По маленькой лесенке я перебрался с козел на крышу дилижанса. Я лег было на узкую деревянную скамейку, потом понял, что долго тут не удержусь, и пристроился прямо на полу. Мы не гордые. И в епископской карете можем ездить, и на крыше, и пешком брести…
Небо качалось надо мной, чистое и прозрачное, с той осенней холодной голубизной, что бывает совсем недолго. Грустная, прощальная, уходящая чистота, живущая на грани тепла и холода. Самые красивые в мире вещи — хрупче стекла и мимолетнее снежинки на ладони. Так вспыхивают искры угасающего костра, в который не хочется подбрасывать веток — всему отмерен свой срок. Так проливается первый весенний дождь, вспыхивает над землей радуга, срывается увядший лист, чертит небо зигзаг молнии. Если хочешь, то найдешь эту красоту повсюду, ежечасно, ежеминутно. Только тогда, наверное, станешь поэтом.
Какой из меня поэт…
А все-таки вряд ли кто сможет поверить, что Ильмар Скользкий, проползший сквозь все преграды и наполненную призраками тьму в нутро египетской пирамиды, миновавший и падающие с потолка камни, и ложные ходы, и открывающиеся под ногами бездонные колодцы, ушел с пустыми руками из усыпальницы фараона. Не взял ничего из каменного мешка, потому что в ослепительном свете, впервые за тысячи лет озарившем склеп, наполненный золотом, медью и драгоценными камнями, увидел ту самую умирающую красоту, что нельзя трогать.

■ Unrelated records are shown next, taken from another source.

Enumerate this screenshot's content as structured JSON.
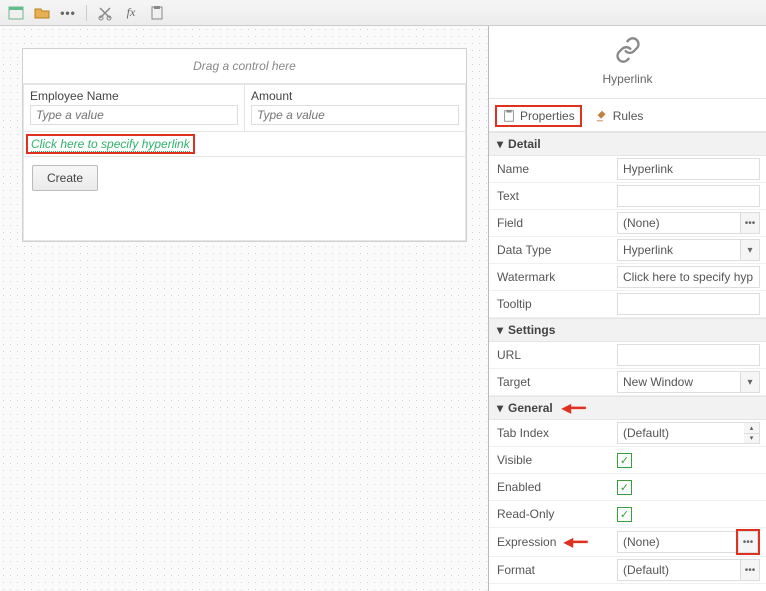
{
  "panel": {
    "title": "Hyperlink",
    "tabs": {
      "properties": "Properties",
      "rules": "Rules"
    }
  },
  "sections": {
    "detail": "Detail",
    "settings": "Settings",
    "general": "General"
  },
  "props": {
    "name": {
      "label": "Name",
      "value": "Hyperlink"
    },
    "text": {
      "label": "Text",
      "value": ""
    },
    "field": {
      "label": "Field",
      "value": "(None)"
    },
    "dataType": {
      "label": "Data Type",
      "value": "Hyperlink"
    },
    "watermark": {
      "label": "Watermark",
      "value": "Click here to specify hyp"
    },
    "tooltip": {
      "label": "Tooltip",
      "value": ""
    },
    "url": {
      "label": "URL",
      "value": ""
    },
    "target": {
      "label": "Target",
      "value": "New Window"
    },
    "tabIndex": {
      "label": "Tab Index",
      "value": "(Default)"
    },
    "visible": {
      "label": "Visible"
    },
    "enabled": {
      "label": "Enabled"
    },
    "readOnly": {
      "label": "Read-Only"
    },
    "expression": {
      "label": "Expression",
      "value": "(None)"
    },
    "format": {
      "label": "Format",
      "value": "(Default)"
    }
  },
  "canvas": {
    "dropHint": "Drag a control here",
    "fields": {
      "employee": {
        "label": "Employee Name",
        "placeholder": "Type a value"
      },
      "amount": {
        "label": "Amount",
        "placeholder": "Type a value"
      }
    },
    "hyperlinkText": "Click here to specify hyperlink",
    "createBtn": "Create"
  },
  "icons": {
    "ellipsis": "•••",
    "check": "✓",
    "chevDown": "▾",
    "chevUp": "▴"
  }
}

Может, потому и миновало меня древнее проклятие, сгубившее неведомой египетской чахоткой других грабителей пирамид?
Да, я такую красоту вижу редко, значит, не поэт.
— Эй, морячок! — крикнул кучер. — Глянь, летун над нами!
Я поморщился, его голос рвал очарование, грубо, словно ржавая пила, нарезающая дрова из алтаря заброшенного храма…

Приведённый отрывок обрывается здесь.